Okay, that all sounds great, but HOW do I find my ideal reader and get Amazon to show my book to more of my ideal readers? Here’s how in order of cheapest to most expensive.

  1. Promote your book in FB groups (IN YOUR GENRE). That means instead of promoting your book in the FB group Kindle Readers, you promote it in BADASS BILLIONAIRE ROMANCE LOVERS FB group (if that’s your genre). **caveat: make sure the group you join does self-promo, and if they do what are the rules surrounding it, you don’t want to get kicked out of the group
  2. Market to your mailing list. You do have a mailing list, don’t you? You don’t? You need one. Your mailing list should have rabid fans of YOUR BOOK/GENRE. Want to know how to build a QUALITY mailing list? Maybe, I’ll talk about that tmw. 
  3. Facebook ads. Yes, they can get pricey. Yes, there’s a learning curve. But the upside is you can target who you want to see your ads very well with their audience specs. If you’re new to FB ads, do one that’s $1 a day to see what type of traction you get. **note: FB takes their money at the end of the month, so don’t be surprised when your coins are snatched on the 31st!
  4. Amazon ads. Same as above can get pricey, learning curve. But also like FB ads you can curate your ad to fans of certain authors and up to 200 keywords.

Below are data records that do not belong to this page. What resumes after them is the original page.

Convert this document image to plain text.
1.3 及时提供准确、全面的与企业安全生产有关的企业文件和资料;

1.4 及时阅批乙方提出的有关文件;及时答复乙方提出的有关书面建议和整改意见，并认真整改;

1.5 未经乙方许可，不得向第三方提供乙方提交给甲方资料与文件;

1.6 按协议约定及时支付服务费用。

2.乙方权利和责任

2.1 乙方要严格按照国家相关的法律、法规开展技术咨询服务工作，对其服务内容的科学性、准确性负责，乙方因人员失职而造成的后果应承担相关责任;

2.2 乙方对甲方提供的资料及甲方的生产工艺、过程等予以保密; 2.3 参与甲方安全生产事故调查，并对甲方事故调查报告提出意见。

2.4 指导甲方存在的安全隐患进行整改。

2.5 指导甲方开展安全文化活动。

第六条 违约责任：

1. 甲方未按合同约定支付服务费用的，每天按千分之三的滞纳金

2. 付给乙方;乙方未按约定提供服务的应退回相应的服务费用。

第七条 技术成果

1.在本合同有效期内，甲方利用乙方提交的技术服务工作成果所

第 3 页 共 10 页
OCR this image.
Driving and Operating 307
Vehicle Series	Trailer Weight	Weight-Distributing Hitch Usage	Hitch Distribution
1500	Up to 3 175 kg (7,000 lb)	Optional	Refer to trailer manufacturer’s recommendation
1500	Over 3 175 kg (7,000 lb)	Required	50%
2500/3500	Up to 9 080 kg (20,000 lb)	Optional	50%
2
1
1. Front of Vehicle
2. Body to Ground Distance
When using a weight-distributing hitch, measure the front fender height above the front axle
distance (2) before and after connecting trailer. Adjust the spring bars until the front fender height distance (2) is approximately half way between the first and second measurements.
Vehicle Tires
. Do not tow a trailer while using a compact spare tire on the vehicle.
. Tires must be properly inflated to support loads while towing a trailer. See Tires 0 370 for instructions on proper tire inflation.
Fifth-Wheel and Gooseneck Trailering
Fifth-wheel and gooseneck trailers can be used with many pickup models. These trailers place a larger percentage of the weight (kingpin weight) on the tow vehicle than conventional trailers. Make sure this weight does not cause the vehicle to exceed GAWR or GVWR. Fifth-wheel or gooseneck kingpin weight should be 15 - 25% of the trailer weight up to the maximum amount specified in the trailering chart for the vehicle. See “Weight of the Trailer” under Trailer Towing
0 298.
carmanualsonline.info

Okay, so you’ve done one or all four of the above methods, then what? What you’ll notice is that when you go to look at your book on Amazon (you know you do it, I’m not the only rank watcher) under your book in your ‘Also Boughts’ will be other books in your genre. Which means that when you look at those books, YOUR BOOK should be in their “Also Boughts’ which means MORE EYES ON YOUR BOOK. Or let’s say your ideal reader is on their Kindle, they’ve come to the end of Dragon Eyes Prophecy of the Slayer (not a real title, I don’t think) and right when Amazon asks them if they want to review the book they just read, under that is a list of OTHER BOOKS they might be interested in. Your goal is, if Dragon Eyes is in your genre, your book comes up as a recommendation from Amazon.

Now, if you haven’t done the above and instead you tell any and everyone you run in to, to buy your book, Amazon’s going to get confused because what does Knitting in Your Retirement, Romancing the Baron, and Cash Money Honeys have to do with your book about dragons.

And you know what Amazon does when it can’t easily put you in a nice little category based on their algorithms? It ignores you. Your ‘Also Boughts’ will look schizophrenic and Amazon won’t be recommending you because it doesn’t ‘know’ who your ideal reader is.

So, I know you’re happy about finally publishing your book. But wait to tell your friends and family about it until it’s been on Amazon a month (after you’ve let your ideal readers read it) and Amazon has had a chance to figure your book out and who it should show it to.

Oh, and if you really must tell your friends and fam, just buy a whole bunch of paper copies bulk and sell (or give) it to them in person, leave Amazon out of the equation.